Excellent marin, à la fois prudent, hardi et résolu, il gardait toujours, contrairement à tant d’autres de ses collègues, une extrême politesse dans ses fonctions, ne jurant pas, donnant ses ordres avec une parfaite urbanité.
Sans doute, il n’allait pas jusqu’à dire à un gabier : « Prenez la peine de larguer les ris du petit perroquet ! » ou au timonier : « Ayez l’extrême obligeance de mettre la barre à tribord, toute ! » Mais il passait pour être le plus poli des capitaines au long cours.

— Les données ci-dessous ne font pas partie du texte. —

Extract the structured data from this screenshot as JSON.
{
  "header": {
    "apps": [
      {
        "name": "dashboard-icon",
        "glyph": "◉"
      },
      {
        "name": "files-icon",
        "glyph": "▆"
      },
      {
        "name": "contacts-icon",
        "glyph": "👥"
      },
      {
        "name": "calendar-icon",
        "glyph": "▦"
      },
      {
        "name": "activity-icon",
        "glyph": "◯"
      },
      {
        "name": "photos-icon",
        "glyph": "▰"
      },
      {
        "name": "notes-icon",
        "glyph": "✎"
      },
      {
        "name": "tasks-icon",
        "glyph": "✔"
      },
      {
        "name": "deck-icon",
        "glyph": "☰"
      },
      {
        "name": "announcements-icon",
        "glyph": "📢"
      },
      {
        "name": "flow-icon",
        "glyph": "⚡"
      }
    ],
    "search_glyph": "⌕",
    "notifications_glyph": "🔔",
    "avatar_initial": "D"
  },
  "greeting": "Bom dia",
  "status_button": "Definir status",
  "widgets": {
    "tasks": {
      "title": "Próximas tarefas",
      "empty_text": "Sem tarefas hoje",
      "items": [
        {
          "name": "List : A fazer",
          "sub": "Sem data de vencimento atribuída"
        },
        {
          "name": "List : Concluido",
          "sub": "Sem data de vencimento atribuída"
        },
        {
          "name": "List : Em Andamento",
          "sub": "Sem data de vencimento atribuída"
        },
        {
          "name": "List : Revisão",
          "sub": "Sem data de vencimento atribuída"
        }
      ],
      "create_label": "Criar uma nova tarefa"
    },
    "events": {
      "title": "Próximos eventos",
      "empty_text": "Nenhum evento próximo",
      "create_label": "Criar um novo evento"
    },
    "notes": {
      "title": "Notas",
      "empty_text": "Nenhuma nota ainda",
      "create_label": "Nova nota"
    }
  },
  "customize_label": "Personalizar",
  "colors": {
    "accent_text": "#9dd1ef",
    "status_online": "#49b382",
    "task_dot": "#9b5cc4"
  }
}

À noter, en outre, que M. Bourcart, favorisé dans ses entreprises avait eu des campagnes constamment heureuses, des traversées invariablement excellentes. Aucune plainte de ses officiers, aucune récrimination de ses matelots. Donc, si l’équipage du Saint-Enoch, cette fois, n’était pas au complet, et si son capitaine ne parvenait pas à le compléter, il ne fallait point voir là un indice de défiance ou de répugnance de la part du personnel maritime.
M. Bourcart et M. Brunel venaient de s’arrêter près du support métallique de la cloche sur la terrasse demi-circulaire qui termine la jetée. Le marégraphe marquait alors le plus bas du jusant, et le mât de signaux ne déroulait ni pavillon ni flamme. Aucun navire ne se préparait à entrer ou sortir, et les chaloupes de pêche n’auraient pas même trouvé assez d’eau dans le chenal à cette marée de nouvelle lune. C’est pourquoi les curieux n’affluaient pas comme au moment des pleines mers. Les bateaux de Honfleur, de Trouville, de Caen et de Southampton restaient amarrés à leurs pontons. Jusqu’à trois heures de l’après-midi, il ne se ferait aucun mouvement dans l’avant-port.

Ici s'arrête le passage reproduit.